Vivos — 6 septiembre, 2017 at 11:26

Kikagaku Moyo, Dabadaba (San Sebastián)

En la música pop y el rock and roll existen obras que, sin necesidad de aludir a Dios, revelan su condición espiritual; nos estremecen, atraviesan nuestros órganos y llegan hasta lo más profundo de nuestro ser. Cuando algo así ocurre, el resto del mundo se hace pequeño, insignificante, pierde valor.

Piensa en Revolver, Forever Changes, After a Gold Rush, el debut de Stone Roses, el primer concierto de rock que viste con 15 años… Desde la larguísima explosión de la guitarra inicial, los primeros golpes en la batería y la aparición de unas voces celestiales, los japoneses Kikagaku Moyo se empeñaron en diseñar una obra maestra.

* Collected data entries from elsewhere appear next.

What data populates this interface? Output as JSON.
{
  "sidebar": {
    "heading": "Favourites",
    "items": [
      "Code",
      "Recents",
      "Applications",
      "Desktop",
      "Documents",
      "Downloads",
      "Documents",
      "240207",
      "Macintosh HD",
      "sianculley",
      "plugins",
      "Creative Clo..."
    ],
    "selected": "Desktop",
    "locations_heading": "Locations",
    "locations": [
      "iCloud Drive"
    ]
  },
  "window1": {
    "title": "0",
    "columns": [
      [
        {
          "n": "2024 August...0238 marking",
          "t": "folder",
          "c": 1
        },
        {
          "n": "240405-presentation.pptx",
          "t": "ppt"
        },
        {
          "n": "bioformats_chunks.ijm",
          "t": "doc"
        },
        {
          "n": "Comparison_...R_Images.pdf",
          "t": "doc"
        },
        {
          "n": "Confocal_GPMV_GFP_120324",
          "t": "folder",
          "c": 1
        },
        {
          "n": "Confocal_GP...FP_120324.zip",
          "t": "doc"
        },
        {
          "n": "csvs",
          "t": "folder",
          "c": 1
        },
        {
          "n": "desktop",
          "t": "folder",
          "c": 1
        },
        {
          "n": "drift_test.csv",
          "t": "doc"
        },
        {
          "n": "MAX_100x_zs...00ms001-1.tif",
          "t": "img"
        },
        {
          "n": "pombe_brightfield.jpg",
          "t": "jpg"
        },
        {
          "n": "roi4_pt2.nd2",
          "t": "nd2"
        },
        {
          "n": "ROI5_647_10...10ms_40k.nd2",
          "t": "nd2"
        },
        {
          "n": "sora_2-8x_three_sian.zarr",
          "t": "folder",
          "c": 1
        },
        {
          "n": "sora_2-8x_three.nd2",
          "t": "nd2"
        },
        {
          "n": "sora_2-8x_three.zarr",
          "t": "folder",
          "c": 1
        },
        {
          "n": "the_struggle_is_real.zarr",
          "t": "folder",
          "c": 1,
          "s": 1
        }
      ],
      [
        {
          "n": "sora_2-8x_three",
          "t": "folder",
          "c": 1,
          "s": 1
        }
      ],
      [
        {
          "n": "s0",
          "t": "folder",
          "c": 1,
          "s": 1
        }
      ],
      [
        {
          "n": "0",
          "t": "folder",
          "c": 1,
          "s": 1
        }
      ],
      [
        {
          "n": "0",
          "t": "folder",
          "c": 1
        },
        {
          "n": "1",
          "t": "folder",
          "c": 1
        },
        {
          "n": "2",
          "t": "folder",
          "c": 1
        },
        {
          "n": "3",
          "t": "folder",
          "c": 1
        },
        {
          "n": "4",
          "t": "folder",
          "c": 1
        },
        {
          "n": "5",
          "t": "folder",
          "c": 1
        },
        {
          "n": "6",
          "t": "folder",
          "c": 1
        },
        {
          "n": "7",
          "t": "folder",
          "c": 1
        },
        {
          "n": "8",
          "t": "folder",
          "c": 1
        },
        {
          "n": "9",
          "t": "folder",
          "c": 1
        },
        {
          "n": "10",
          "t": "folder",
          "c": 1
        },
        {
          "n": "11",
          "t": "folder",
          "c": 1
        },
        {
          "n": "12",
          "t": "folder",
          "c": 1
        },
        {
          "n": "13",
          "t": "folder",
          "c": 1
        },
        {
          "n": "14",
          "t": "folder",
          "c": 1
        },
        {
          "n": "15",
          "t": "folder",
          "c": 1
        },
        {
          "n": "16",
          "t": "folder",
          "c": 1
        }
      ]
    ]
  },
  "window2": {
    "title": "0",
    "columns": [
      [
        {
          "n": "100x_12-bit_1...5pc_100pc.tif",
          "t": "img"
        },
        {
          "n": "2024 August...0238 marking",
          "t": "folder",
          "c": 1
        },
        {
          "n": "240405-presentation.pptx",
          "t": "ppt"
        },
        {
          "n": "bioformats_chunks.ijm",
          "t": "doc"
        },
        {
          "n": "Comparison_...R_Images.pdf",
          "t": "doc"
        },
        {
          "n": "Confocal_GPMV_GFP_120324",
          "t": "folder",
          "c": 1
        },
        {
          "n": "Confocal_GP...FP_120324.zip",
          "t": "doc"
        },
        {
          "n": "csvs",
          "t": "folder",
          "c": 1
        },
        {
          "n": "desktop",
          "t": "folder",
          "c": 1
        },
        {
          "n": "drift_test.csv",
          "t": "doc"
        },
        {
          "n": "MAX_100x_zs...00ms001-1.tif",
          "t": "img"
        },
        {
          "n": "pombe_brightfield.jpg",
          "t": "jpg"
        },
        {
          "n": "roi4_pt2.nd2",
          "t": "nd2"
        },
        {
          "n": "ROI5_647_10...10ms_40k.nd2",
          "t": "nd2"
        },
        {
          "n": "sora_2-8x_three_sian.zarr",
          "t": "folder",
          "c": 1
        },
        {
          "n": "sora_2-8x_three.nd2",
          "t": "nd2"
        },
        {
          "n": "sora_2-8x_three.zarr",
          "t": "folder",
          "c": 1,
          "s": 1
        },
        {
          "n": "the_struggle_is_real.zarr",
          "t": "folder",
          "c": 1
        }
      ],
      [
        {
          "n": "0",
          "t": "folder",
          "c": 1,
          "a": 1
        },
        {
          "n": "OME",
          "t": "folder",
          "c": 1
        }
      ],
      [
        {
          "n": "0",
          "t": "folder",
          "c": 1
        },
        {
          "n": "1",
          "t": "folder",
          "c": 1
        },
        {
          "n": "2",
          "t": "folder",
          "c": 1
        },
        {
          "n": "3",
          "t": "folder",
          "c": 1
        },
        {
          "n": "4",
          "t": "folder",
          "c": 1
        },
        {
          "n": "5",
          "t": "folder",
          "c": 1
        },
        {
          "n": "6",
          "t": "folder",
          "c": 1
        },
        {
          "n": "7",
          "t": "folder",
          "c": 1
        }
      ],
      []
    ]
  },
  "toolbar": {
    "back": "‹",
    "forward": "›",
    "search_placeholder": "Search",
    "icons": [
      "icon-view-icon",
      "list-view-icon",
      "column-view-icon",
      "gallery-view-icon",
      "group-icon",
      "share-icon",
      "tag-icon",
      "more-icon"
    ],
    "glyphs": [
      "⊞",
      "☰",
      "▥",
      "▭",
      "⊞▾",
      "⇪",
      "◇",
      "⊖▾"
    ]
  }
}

Con mimo y delicadeza, pero también llenos de furia y con todos sus miembros sincronizados como un reloj suizo. A veces parecía que tocaban a cámara lenta, como en la escena final de Carros de Fuego. En otros momentos rompían la parsimonia convertidos en un grupo de rock setentero de ramalazos doom. Se dedicaron a sacar oro de su último disco, House in the tall Grass, recordando así a Nick Drake, el rock progresivo, la psicodelia, Black Sabbath y otras tantas cosas sagradas. Y todo lo hicieron asombrosamente bien y bonito. De momento, concierto del año en Donostia.